Python library¶

To use Linguistica 5 as a Python library, an essential step is to initialize a Linguistica object. The way this can be done depends on the nature of your data source:

Data source¶

`read_corpus`(file_path[, encoding])	Create a Linguistica object with a corpus data file.
`read_wordlist`(file_path[, encoding])	Create a Linguistica object with a wordlist file.
`from_corpus`(corpus_object, **kwargs)	Create a Linguistica object with a corpus object.
`from_wordlist`(wordlist_object, **kwargs)	Create a Linguistica object with a wordlist object.

For instance, if the Brown corpus is available on your local drive (see Raw corpus text):

>>> import linguistica as lxa
>>> lxa_object = lxa.read_corpus('path/to/english-brown.txt')

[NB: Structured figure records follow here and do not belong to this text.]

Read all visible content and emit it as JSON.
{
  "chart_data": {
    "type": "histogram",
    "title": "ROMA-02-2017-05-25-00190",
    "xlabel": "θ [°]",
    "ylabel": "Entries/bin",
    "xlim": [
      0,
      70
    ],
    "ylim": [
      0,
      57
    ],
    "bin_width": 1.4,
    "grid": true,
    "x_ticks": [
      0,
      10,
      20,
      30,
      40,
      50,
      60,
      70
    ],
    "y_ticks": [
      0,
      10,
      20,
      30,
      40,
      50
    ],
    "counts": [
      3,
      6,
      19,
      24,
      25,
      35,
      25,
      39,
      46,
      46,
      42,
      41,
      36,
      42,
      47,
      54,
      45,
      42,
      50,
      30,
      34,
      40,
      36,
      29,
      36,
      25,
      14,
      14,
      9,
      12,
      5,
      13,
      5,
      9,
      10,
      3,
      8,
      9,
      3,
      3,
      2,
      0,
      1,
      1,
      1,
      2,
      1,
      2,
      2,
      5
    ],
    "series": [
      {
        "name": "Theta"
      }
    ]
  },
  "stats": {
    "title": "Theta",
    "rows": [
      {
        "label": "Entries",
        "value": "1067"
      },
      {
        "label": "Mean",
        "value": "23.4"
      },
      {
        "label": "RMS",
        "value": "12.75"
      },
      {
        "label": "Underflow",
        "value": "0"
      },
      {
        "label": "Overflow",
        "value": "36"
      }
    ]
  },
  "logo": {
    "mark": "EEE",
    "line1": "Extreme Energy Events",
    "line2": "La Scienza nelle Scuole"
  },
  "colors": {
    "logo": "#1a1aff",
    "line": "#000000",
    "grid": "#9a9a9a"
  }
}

Use read_wordlist() if you have a wordlist text file instead (see Wordlist).

Use from_corpus() or from_wordlist() if your data is an in-memory Python object (either a corpus text or a wordlist).

Parameters¶

The functions introduced in Data source all allow optional keyword arguments which are parameters for the Linguistica object. Different Linguistica modules make use of different parameters; see Full API documentation.

For example, to deal with only the first 500,000 word tokens in the Brown corpus:

>>> import linguistica as lxa
>>> lxa_object = lxa.read_corpus('path/to/english-brown.txt', max_word_tokens=500000)

Parameter	Meaning	Default
`max_word_tokens`	maximum number of word tokens to be handled	0 (= all)
`max_word_types`	maximum number of word types to be handled	1000
`min_stem_length`	minimum stem length	4
`max_affix_length`	maximum affix length	4
`min_sig_count`	minimum number of stems for a valid signature	5
`min_context_count`	minimum number of occurrences for a valid context	3
`n_neighbors`	number of syntactic word neighbors	9
`n_eigenvectors`	number of eigenvectors (in dimensionality reduction)	11
`suffixing`	whether the language is suffixing	1 (= yes)
`keep_case`	whether case distinctions (“the” vs “The”) are kept	0 (= no)

The method parameters() returns the parameters and their values as a dict:

>>> from pprint import pprint
>>> pprint(lxa_object.parameters())
{'keep_case': 0,
 'max_affix_length': 4,
 'max_word_tokens': 0,
 'max_word_types': 1000,
 'min_context_count': 3,
 'min_sig_count': 5,
 'min_stem_length': 4,
 'n_eigenvectors': 11,
 'n_neighbors': 9,
 'suffixing': 1}

To change one or multiple parameters of a Linguistica object, use change_parameters() with keyword arguments:

>>> lxa_object.parameters()['min_stem_length']  # before the change
4
>>> lxa_object.change_parameters(min_stem_length=3)
>>> lxa_object.parameters()['min_stem_length']  # after the change
3

To reset all parameters to their default values, use use_default_parameters():

>>> lxa_object.parameters()['min_stem_length']  # non-default value
3
>>> lxa_object.use_default_parameters()
>>> lxa_object.parameters()['min_stem_length']
4

linguistica.from_corpus(corpus_object, **kwargs)¶

Create a Linguistica object with a corpus object.

Parameters:	corpus_object – either a long string of text (with spaces separating word tokens) or a list of strings as word tokens kwargs – keyword arguments for parameters and their values.

linguistica.from_wordlist(wordlist_object, **kwargs)¶

Create a Linguistica object with a wordlist object.

Parameters:	wordlist_object – either a dict of word types (as strings) mapped to their token counts or an iterable of word types (as strings). kwargs – keyword arguments for parameters and their values.

linguistica.read_corpus(file_path, encoding='utf8', **kwargs)¶

Create a Linguistica object with a corpus data file.

Parameters:	file_path – path of input corpus file encoding – encoding of the file at file_path. Default: `'utf8'` kwargs – keyword arguments for parameters and their values.

linguistica.read_wordlist(file_path, encoding='utf8', **kwargs)¶

Create a Linguistica object with a wordlist file.

Parameters:	file_path – path of input wordlist file where each line contains one word type (and, optionally, a whitespace plus the token count for that word). encoding – encoding of the file at file_path. Default: `'utf8'` kwargs – keyword arguments for parameters and their values.